Why do fuses burn at a specific current?
So if we have a 10A fuse, and it has some arbitrary resistance such as 100 ohms, ...
This typical 10 A fuse has a resistance of 5 mΩ. So your guess was out by a factor of about 20,000. At 10 A the power dissipated is given by \$ P = I^2R = 10^2 \times 5m = 500 \ \text {mW} \$.
RESISTANCE: The resistance of a fuse is usually an insignificant part of the total circuit resistance. Since the resistance of fractional amperage fuses can be several ohms, this fact should be considered when using them in low-voltage circuits. Actual values can be obtained by contacting Littelfuse.
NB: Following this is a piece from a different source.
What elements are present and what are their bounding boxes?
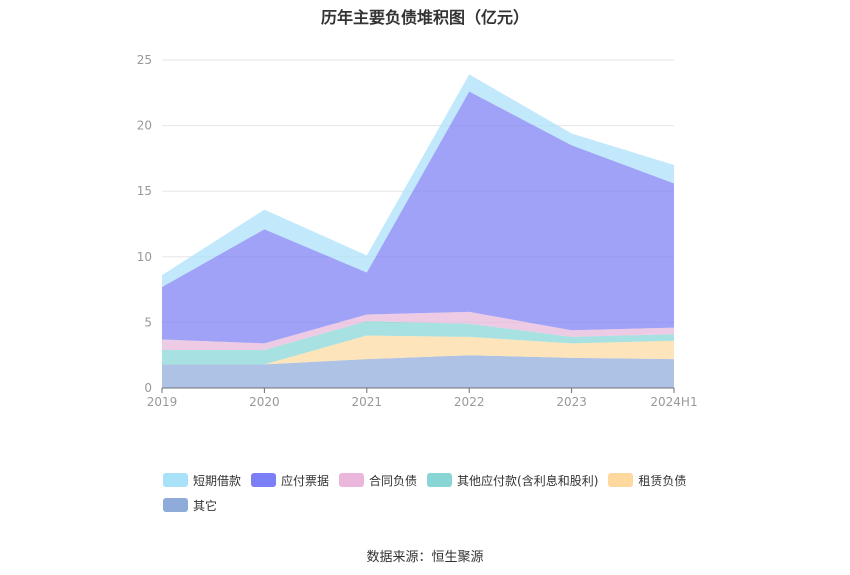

Source: Littlefuse Fuseology Application Guide (which is well worth a read).
The reason for higher resistance in fractional ampere fuses is that the fuse wire is about the same length as the 10 A version but would have to be much finer to blow at, for example, 100 mA. A 100 mA fuse may be protecting a circuit normally drawing, say, 50 mA. If the fuse resistance was 1 Ω then there would be a 50 mV drop across it in service.
The required diameter of a fuse wire can be calculated from $$ d = \left( \frac {I_f}{C} \right)^{\frac {2}{3}} $$ where where If is the fusing current in amps, C is Preece’s Coefficient for the particular metal in use. (Source: Ness Engineering.) From this we can see that a 10 A and 0.1 A (a factor of 100) fuses of the same material would result in the 10 A fuse having a wire diameter \$ 100^{\frac {2}{3}} = 21.5\$ times that of the 0.1 A fuse.
... why don't we instead call it 1kV fuse (10 A * 100 ohms), or 10 kW fuse (10 A * 10 A * 100 ohms)?
Because it is an over-current protection device. Fuses already have a voltage rating that means something completely different. See below.
The fuse needs several ratings:
- The current (which I think is obvious enough).
- The voltage rating of the fuse. This specifies the maximum voltage it can break reliably without forming and sustaining an internal arc.
- The time rating - how quickly it will blow.
The Littlefuse article covers all of these in great detail so there is no need to reproduce it here.
- The conductor fails when it reaches a certain temperature. Because the fuse is in thermal contact with ambient, it can dissipate a certain amount of power before it blows.
- Your 10A fuse is designed to blow at 10A (plus or minus some tolerance). So it should run at 9A all day.
- But that 10A fuse will take a good long time to blow at 10A, and will blow much quicker at 20A, and may misbehave if you shove 100A through it. There's a whole, mostly neglected science to fuses.
- And if you run that 10A fuse at 9A or 9.8A all day, it'll run hot and slowly degrade.
- Which all means that if it really matters how fast it blows, or how long it lasts, that you need to talk to the fuse manufacturer.
- Fuses are rated in amps because that's what most folks installing fuses care about. The ideal 10A fuse drops no voltage, and neither blows nor degrades at even a nanoamp below 10A, but blows immediately (or after a well-defined time) above that. No ideal fuses exist.
- While you're pondering all of this, you may want to dig up some fuse data sheets and look. The good companies (Bussman, Littlefuse, etc.) specify this -- and there are such things as slow-blow fuses that are designed for temporary overload, and fast-blow fuses that are designed to react more quickly than "ordinary" fuses. If the way the fuse needs to respond is non-standard and critical, it can become quite the engineering exercise to design one in.
Normally, a fuse doesn't know what voltage circuit it is used in - it only knows the current that is flowing through it, so that is the only thing that can cause it to blow.
Fuses also have a voltage rating because, once the fuse blows, it will have the full circuit voltage across it, so it must be designed to safely handle that voltage without arcing.